Cass usually called after dinner, when I was already long gone out the door to another “cheerleading meeting,” or on the weekends, when I was locked in the darkroom or with Rogerson. But one late Sunday afternoon I was the only one home when the phone rang. “Caitlin?” It was so strange to hear her voice, and I felt myself catch my breath. But I didn't say anything. “Caitlin. It's me,” she said. She sounded so far away. “It's Cass. I can't believe you're finally there when I called. How are you?” I swallowed, hard, and looked out the window. I could see Boo in her backyard, misting a row of ferns. “Caitlin.” She sounded confused. “Hello?” I ran a finger up and over my neck, feeling down to the spot below my collar where I'd hit the top of my seat belt the night before when Rogerson had pushed me.

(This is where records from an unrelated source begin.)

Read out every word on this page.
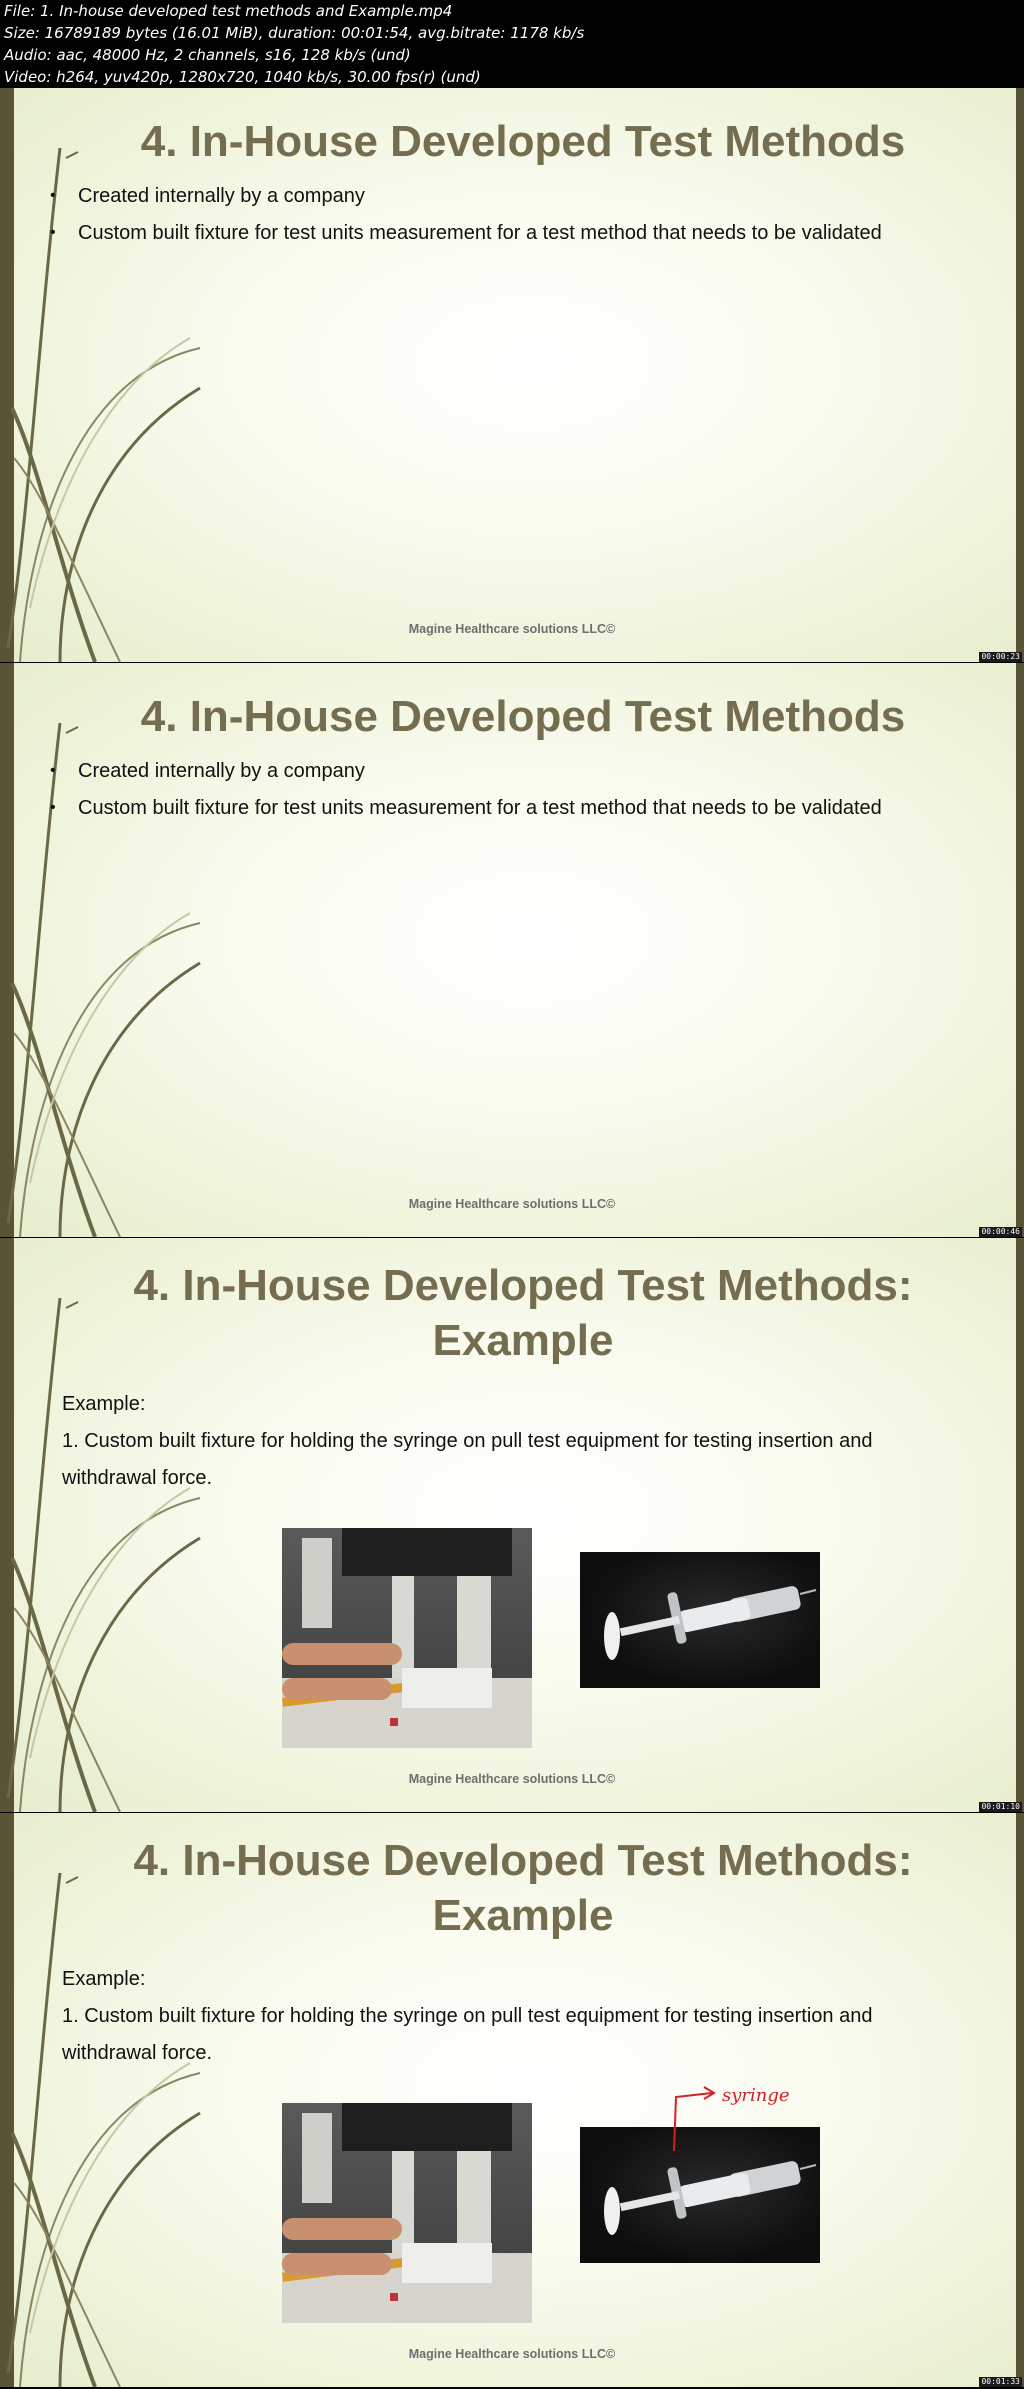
File: 1. In-house developed test methods and Example.mp4
Size: 16789189 bytes (16.01 MiB), duration: 00:01:54, avg.bitrate: 1178 kb/s
Audio: aac, 48000 Hz, 2 channels, s16, 128 kb/s (und)
Video: h264, yuv420p, 1280x720, 1040 kb/s, 30.00 fps(r) (und)
4. In-House Developed Test Methods
• Created internally by a company
• Custom built fixture for test units measurement for a test method that needs to be validated
Magine Healthcare solutions LLC©
00:00:23
4. In-House Developed Test Methods
• Created internally by a company
• Custom built fixture for test units measurement for a test method that needs to be validated
Magine Healthcare solutions LLC©
00:00:46
4. In-House Developed Test Methods:
Example
Example:
1. Custom built fixture for holding the syringe on pull test equipment for testing insertion and
withdrawal force.
Magine Healthcare solutions LLC©
00:01:10
4. In-House Developed Test Methods:
Example
Example:
1. Custom built fixture for holding the syringe on pull test equipment for testing insertion and
withdrawal force.
syringe
Magine Healthcare solutions LLC©
00:01:33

I pressed down on the bruise: It didn't hurt that badly. I was learning even the smallest push could bring a swelling, blue-?black spot, the body infinitely more dramatic than it needed to be. “Hello?” she said again, and I closed my eyes. “Caitlin? Are you there?”
I could see her in my mind, that time on the Lamont Whipper Show, ducking her head and smiling as she wrote something on her clipboard, and the way she glanced up for that one second, like she was looking right at me. Like she could see me, sitting on Corinna's couch, stoned and lost. “I understand if you're upset with me,” she said, suddenly. “But I had to leave. My whole future had been planned but it wasn't what I wanted. It was like I had no choice anymore. That's a terrible feeling, Caitlin.” I could see her reaching out with a finger, smoothing over the scar, and sighing. She looks just like you, Corinna had said. She could be you. “Caitlin?” Cass said, and I turned away from the window, looking down the stairs and out the front door, trying to picture her making that walk away from this. It seemed like so far, and I was so tired. Tired of keeping time, of studying faces, of hiding bruises. Of disappearing, bit by bit, while my world kept going without me, even as I slipped farther beneath the water, drowning. “Come on,” she whispered. “Talk to me.” I wanted to. But the words just wouldn't come. And when I hung up, she didn't call back.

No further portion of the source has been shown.